EEG Headset


The TEEP-headset is a custom open source and low-cost EEG acquisition system exploiting the open source acquisition board Cyton (plus Daisy module) by OpenBCI. This part of the TEEP-SLA project includes the design and development of both passive and active semi-dry sensors for EEG recordings, based on the coupling between golden cup electrodes and felt pads to be humidified to ensure a good electorde-skin contact. A specific electronic module compatible with the Cyton+Daisy system was developed, to allow the connection of both customized passive and active electrodes. All project files and material will be made available as open source.

Malvicino, S., Schiatti, L., Tessadori, J., Barresi, G., Casadio, M., & Mattos, L. S. (accepted). Low-cost and Open-source Semi-dry electrodes for assistive BCIs. In 2019 IEEE Engineering in Medicine and Biology conference (EMBC 2019) – poster presentation.

Biosignal Processing


Scheme of the MI adaptive classifier’s functioning. EEG signals are used both to extract an active control signal from a motor imagery task (green phase), and a passive information (Error) on user’s evaluation of the MI classifier’s output, after feedback is provided (orange phase). The output of a static ErrP classifier is then used to update the MI adaptive classifier’s parameters.


User Interface Features


Eye-tracking is an intuitive and acceptable solution to enable paralyzed patients to move a cursor across a user interface by means of their gaze, and to activate a selectable UI object after looking at it for a certain dwell time. Nevertheless, such control function of gaze can become prone to errors if the dwell time duration is too short, not customized for each specific user. Considering this issue TEEP-SLA designed the hybrid EyeBCI (eye-tracking and brain-computer interface) system to improve the performance and the usability of the gaze control through the EEG monitoring of the mental focus. Specifically, EyeBCI adapts the duration of the dwell time to the level of mental focus of the user when he/she wants to select and activate any UI item: the dwell time shortens according to the raise of the observer's concentration, improving the system precision and responsiveness.

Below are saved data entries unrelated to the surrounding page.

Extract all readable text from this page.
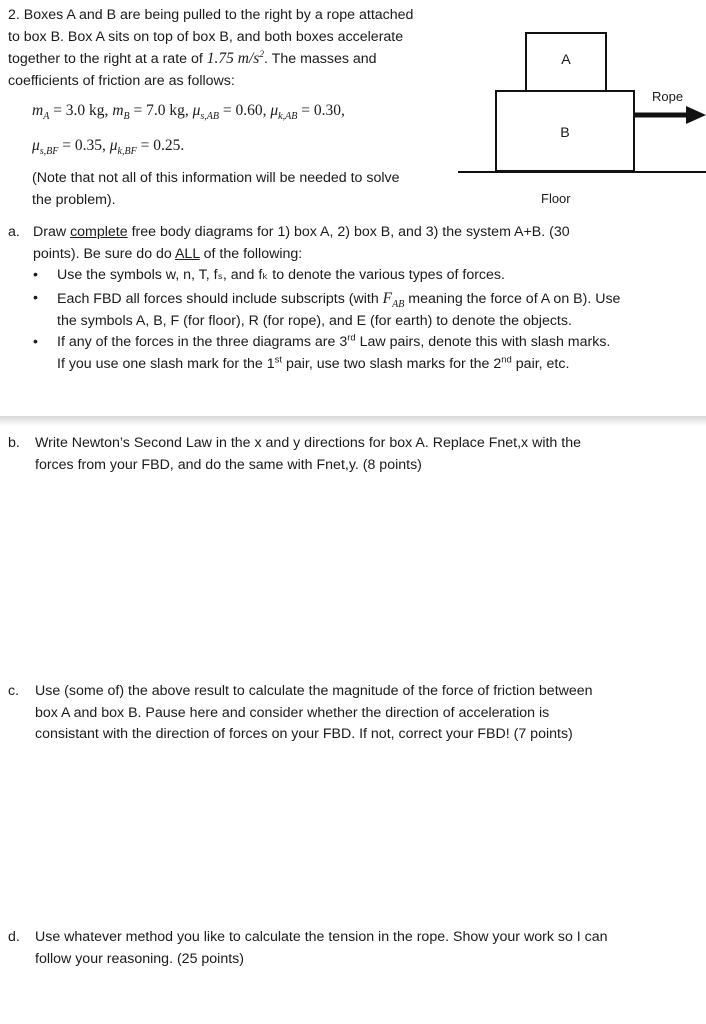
2. Boxes A and B are being pulled to the right by a rope attached
to box B. Box A sits on top of box B, and both boxes accelerate
together to the right at a rate of 1.75 $m/s^2$. The masses and
coefficients of friction are as follows:
$m_A = 3.0$ kg, $m_B = 7.0$ kg, $\mu_{s,AB} = 0.60$, $\mu_{k,AB} = 0.30$,
$\mu_{s,BF} = 0.35$, $\mu_{k,BF} = 0.25$.
(Note that not all of this information will be needed to solve
the problem).
A
B
Floor
Rope
a. Draw complete free body diagrams for 1) box A, 2) box B, and 3) the system A+B. (30
points). Be sure do do ALL of the following:
• Use the symbols w, n, T, fₛ, and fₖ to denote the various types of forces.
• Each FBD all forces should include subscripts (with $F_{AB}$ meaning the force of A on B). Use
the symbols A, B, F (for floor), R (for rope), and E (for earth) to denote the objects.
• If any of the forces in the three diagrams are 3rd Law pairs, denote this with slash marks.
If you use one slash mark for the 1st pair, use two slash marks for the 2nd pair, etc.
b. Write Newton’s Second Law in the x and y directions for box A. Replace Fnet,x with the
forces from your FBD, and do the same with Fnet,y. (8 points)
c. Use (some of) the above result to calculate the magnitude of the force of friction between
box A and box B. Pause here and consider whether the direction of acceleration is
consistant with the direction of forces on your FBD. If not, correct your FBD! (7 points)
d. Use whatever method you like to calculate the tension in the rope. Show your work so I can
follow your reasoning. (25 points)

A pilot study evaluated the effects of a relaxation biofeedback system on the user experience in the context of a gaze-controlled task that is mentally and temporally demanding: ET-based gaming. Different aspects of the subjects’ experience were investigated under two conditions of a gaze-controlled game. In the Biofeedback group (BF), the user triggered a command by means of voluntary relaxation, monitored through Galvanic Skin Response (GSR) and represented by visual feedback. In the No Biofeedback group (NBF), the same feedback was timed according to the average frequency of commands in BF. After the experiment, each subject filled out a user experience questionnaire. The results showed a general appreciation for BF, with a significant between-group difference in the perceived session time duration, with the latter being shorter for subjects in BF than for the ones in NBF. This result implies a lower mental workload for BF than for NBF subjects. Other results point toward a potential role of user’s engagement in the improvement of user experience in BF. Such an effect highlights the value of relaxation biofeedback for improving the user experience in a demanding gaze-controlled task.